World in a Box
March 22 – May 19, 2012
World in a Box
March 22 – May 19, 2012
Opening Reception: Thursday, March 22, 6–8 pm
Eclectic Box Art Exhibition Spans Myriad Styles, Techniques
Allan Stone Gallery is pleased to present World in a Box, an eclectic exhibition of “box art,” March 22 through May 19, 2012, the second in a series of exhibitions selected from the Allan Stone collection at the gallery’s new location, 5 East 82nd Street, New York, NY.
Like the previous exhibition of folk art objects and paintings Remarkable Treasures, Folk Art from the Allan Stone Collection, this exhibition of box art further reflects the late Allan Stone’s wide range of interests both as a dealer and as a collector.
While Stone was long associated with Abstract Expressionism, his attention was also captured by other forms of art-making as well, including folk art, tribal art, decorative art and a myriad of styles and techniques associated with contemporary and modern sculpture. Many of these techniques are represented by the several artists featured in World in a Box.
World in a Box illustrates Stone’s passionate interest in a very personal form of expression.

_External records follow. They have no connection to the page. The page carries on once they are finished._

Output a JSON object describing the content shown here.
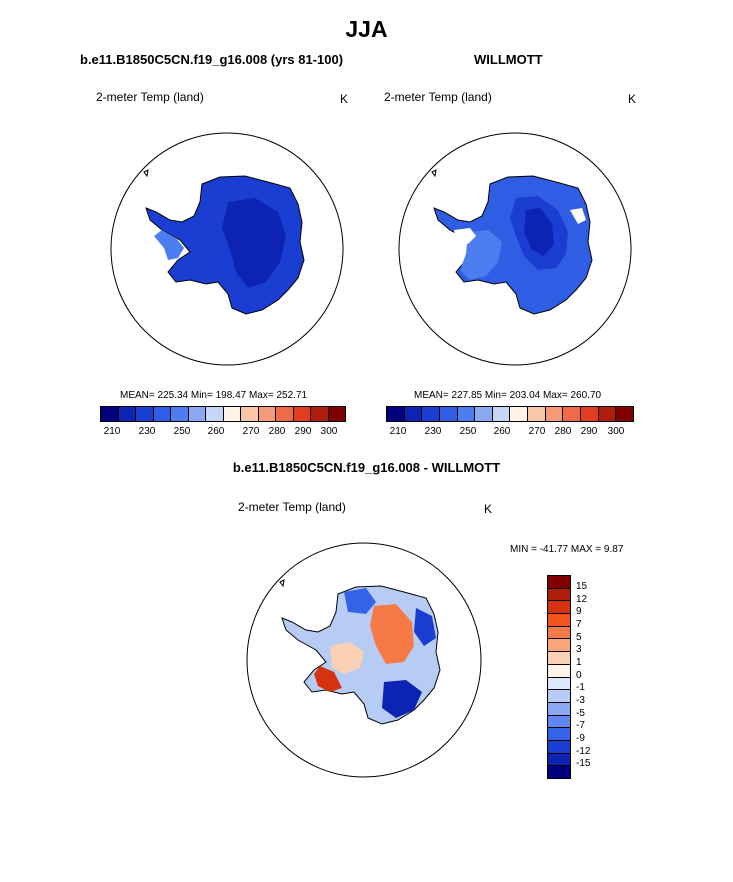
{
  "page": {
    "season": "JJA"
  },
  "panels": {
    "model": {
      "title": "b.e11.B1850C5CN.f19_g16.008 (yrs 81-100)",
      "variable": "2-meter Temp (land)",
      "units": "K",
      "stats": "MEAN= 225.34  Min= 198.47  Max= 252.71"
    },
    "obs": {
      "title": "WILLMOTT",
      "variable": "2-meter Temp (land)",
      "units": "K",
      "stats": "MEAN= 227.85  Min= 203.04  Max= 260.70"
    },
    "diff": {
      "title": "b.e11.B1850C5CN.f19_g16.008 - WILLMOTT",
      "variable": "2-meter Temp (land)",
      "units": "K",
      "minmax": "MIN = -41.77 MAX =   9.87"
    }
  },
  "abs_colorbar": {
    "colors": [
      "#00007f",
      "#0c23b4",
      "#1a3ed1",
      "#2f5ee4",
      "#4c7ef0",
      "#8aa9f2",
      "#c5d7f7",
      "#fff2e6",
      "#f7c7a8",
      "#f59a76",
      "#ef6a46",
      "#e23d1e",
      "#b01e0b",
      "#7f0000"
    ],
    "ticks": [
      "210",
      "230",
      "250",
      "260",
      "270",
      "280",
      "290",
      "300"
    ]
  },
  "diff_colorbar": {
    "colors": [
      "#7f0000",
      "#b01e0b",
      "#d5320f",
      "#f4541c",
      "#f57a45",
      "#f9a57a",
      "#fad0b5",
      "#fff2e6",
      "#dce8fb",
      "#b7ccf4",
      "#8aa9f2",
      "#5f87ef",
      "#3563e8",
      "#1a3ed1",
      "#0c23b4",
      "#00007f"
    ],
    "ticks": [
      "15",
      "12",
      "9",
      "7",
      "5",
      "3",
      "1",
      "0",
      "-1",
      "-3",
      "-5",
      "-7",
      "-9",
      "-12",
      "-15"
    ]
  }
}
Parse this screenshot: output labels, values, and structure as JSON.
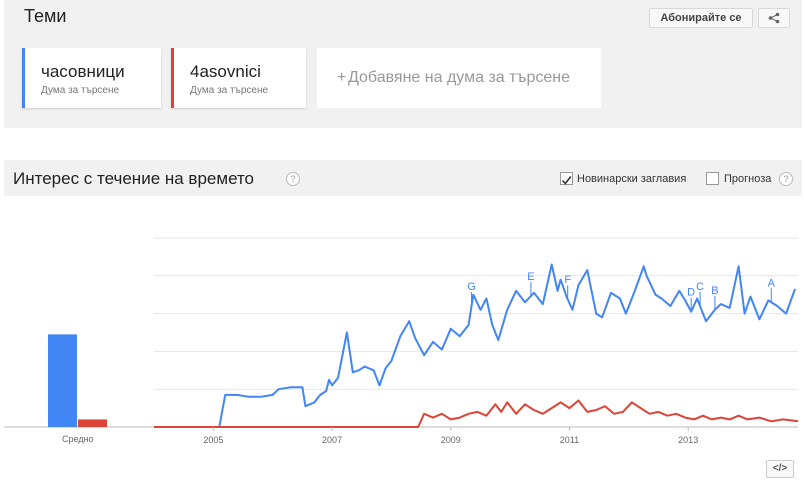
{
  "topics": {
    "title": "Теми",
    "subscribe_label": "Абонирайте се",
    "share_icon": "share-icon",
    "terms": [
      {
        "label": "часовници",
        "sub": "Дума за търсене",
        "color": "#4285f4"
      },
      {
        "label": "4asovnici",
        "sub": "Дума за търсене",
        "color": "#db4437"
      }
    ],
    "add_plus": "+",
    "add_label": "Добавяне на дума за търсене"
  },
  "interest": {
    "title": "Интерес с течение на времето",
    "help": "?",
    "news_label": "Новинарски заглавия",
    "news_checked": true,
    "forecast_label": "Прогноза",
    "forecast_checked": false,
    "embed_label": "</>"
  },
  "chart_data": {
    "type": "line",
    "x_ticks": [
      "2005",
      "2007",
      "2009",
      "2011",
      "2013"
    ],
    "average_label": "Средно",
    "averages": [
      {
        "name": "часовници",
        "value": 49,
        "color": "#4285f4"
      },
      {
        "name": "4asovnici",
        "value": 4,
        "color": "#db4437"
      }
    ],
    "x_range": [
      2004.0,
      2014.85
    ],
    "y_range": [
      0,
      100
    ],
    "grid": true,
    "news_markers": [
      {
        "label": "G",
        "x": 2009.35
      },
      {
        "label": "F",
        "x": 2010.97
      },
      {
        "label": "E",
        "x": 2010.35
      },
      {
        "label": "D",
        "x": 2013.05
      },
      {
        "label": "C",
        "x": 2013.2
      },
      {
        "label": "B",
        "x": 2013.45
      },
      {
        "label": "A",
        "x": 2014.4
      }
    ],
    "series": [
      {
        "name": "часовници",
        "color": "#4285f4",
        "points": [
          [
            2004.0,
            0
          ],
          [
            2005.1,
            0
          ],
          [
            2005.2,
            17
          ],
          [
            2005.4,
            17
          ],
          [
            2005.6,
            16
          ],
          [
            2005.8,
            16
          ],
          [
            2006.0,
            17
          ],
          [
            2006.1,
            20
          ],
          [
            2006.3,
            21
          ],
          [
            2006.5,
            21
          ],
          [
            2006.55,
            11
          ],
          [
            2006.7,
            13
          ],
          [
            2006.8,
            17
          ],
          [
            2006.9,
            19
          ],
          [
            2006.95,
            25
          ],
          [
            2007.0,
            22
          ],
          [
            2007.1,
            26
          ],
          [
            2007.25,
            50
          ],
          [
            2007.35,
            29
          ],
          [
            2007.45,
            30
          ],
          [
            2007.55,
            32
          ],
          [
            2007.7,
            30
          ],
          [
            2007.8,
            22
          ],
          [
            2007.9,
            31
          ],
          [
            2008.0,
            35
          ],
          [
            2008.15,
            48
          ],
          [
            2008.3,
            56
          ],
          [
            2008.4,
            47
          ],
          [
            2008.55,
            38
          ],
          [
            2008.7,
            45
          ],
          [
            2008.85,
            41
          ],
          [
            2009.0,
            52
          ],
          [
            2009.15,
            48
          ],
          [
            2009.3,
            54
          ],
          [
            2009.38,
            70
          ],
          [
            2009.5,
            62
          ],
          [
            2009.6,
            68
          ],
          [
            2009.7,
            54
          ],
          [
            2009.8,
            46
          ],
          [
            2009.95,
            62
          ],
          [
            2010.1,
            72
          ],
          [
            2010.25,
            66
          ],
          [
            2010.4,
            71
          ],
          [
            2010.55,
            65
          ],
          [
            2010.7,
            86
          ],
          [
            2010.8,
            72
          ],
          [
            2010.85,
            78
          ],
          [
            2010.95,
            69
          ],
          [
            2011.05,
            62
          ],
          [
            2011.15,
            75
          ],
          [
            2011.3,
            83
          ],
          [
            2011.45,
            60
          ],
          [
            2011.55,
            58
          ],
          [
            2011.7,
            71
          ],
          [
            2011.85,
            68
          ],
          [
            2011.95,
            60
          ],
          [
            2012.1,
            72
          ],
          [
            2012.25,
            85
          ],
          [
            2012.3,
            80
          ],
          [
            2012.45,
            70
          ],
          [
            2012.55,
            68
          ],
          [
            2012.7,
            64
          ],
          [
            2012.85,
            72
          ],
          [
            2012.95,
            67
          ],
          [
            2013.05,
            61
          ],
          [
            2013.15,
            68
          ],
          [
            2013.3,
            56
          ],
          [
            2013.45,
            62
          ],
          [
            2013.55,
            65
          ],
          [
            2013.7,
            63
          ],
          [
            2013.85,
            85
          ],
          [
            2013.95,
            60
          ],
          [
            2014.05,
            69
          ],
          [
            2014.2,
            57
          ],
          [
            2014.35,
            67
          ],
          [
            2014.5,
            64
          ],
          [
            2014.65,
            60
          ],
          [
            2014.8,
            73
          ]
        ]
      },
      {
        "name": "4asovnici",
        "color": "#db4437",
        "points": [
          [
            2004.0,
            0
          ],
          [
            2008.45,
            0
          ],
          [
            2008.55,
            7
          ],
          [
            2008.7,
            5
          ],
          [
            2008.85,
            7
          ],
          [
            2009.0,
            4
          ],
          [
            2009.15,
            5
          ],
          [
            2009.3,
            7
          ],
          [
            2009.45,
            8
          ],
          [
            2009.6,
            6
          ],
          [
            2009.75,
            12
          ],
          [
            2009.85,
            8
          ],
          [
            2009.95,
            13
          ],
          [
            2010.1,
            7
          ],
          [
            2010.25,
            12
          ],
          [
            2010.4,
            9
          ],
          [
            2010.55,
            7
          ],
          [
            2010.7,
            10
          ],
          [
            2010.85,
            13
          ],
          [
            2011.0,
            10
          ],
          [
            2011.15,
            14
          ],
          [
            2011.3,
            8
          ],
          [
            2011.45,
            9
          ],
          [
            2011.6,
            11
          ],
          [
            2011.75,
            7
          ],
          [
            2011.9,
            8
          ],
          [
            2012.05,
            13
          ],
          [
            2012.2,
            10
          ],
          [
            2012.35,
            7
          ],
          [
            2012.5,
            8
          ],
          [
            2012.65,
            6
          ],
          [
            2012.8,
            7
          ],
          [
            2012.95,
            5
          ],
          [
            2013.1,
            4
          ],
          [
            2013.25,
            6
          ],
          [
            2013.4,
            4
          ],
          [
            2013.55,
            5
          ],
          [
            2013.7,
            4
          ],
          [
            2013.85,
            6
          ],
          [
            2014.0,
            4
          ],
          [
            2014.2,
            5
          ],
          [
            2014.4,
            3
          ],
          [
            2014.6,
            4
          ],
          [
            2014.85,
            3
          ]
        ]
      }
    ]
  }
}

Each artist explores through his or her own inventive narrative a quality of imagined spaces and places that are at once small, intimate and somewhat portable. As a point of departure, each artist builds around a microcosm of reality, exploring with whatever tools are necessary to produce a very special, highly personalized and specific moment or event.
From Joseph Cornell’s poetic reveries on the universe to the illusionistic tableaus of William Beckman’s painted world; from the folk art inspired figures of Barry Cohen’s constructions to the vivid and detailed underground tableaux of Alan Wolfson, Arman’s boxes of assembled materials measure the world through things that are tossed aside or easily forgotten. The same kind of found aesthetic is at the heart of Dan Basen’s boxes, whether his mini panorama of a city composed of sticks of colored chalk or his arrangement of paint tubes. Other artists in this exhibition, including James Grashow, Richard Haden, Wayne Nowack and the team of Serge Clément and Marina Kamena, all endeavor to propagate their particular scenarios with familiar elements that echo the world around us with a rich sense of discovery and wonder.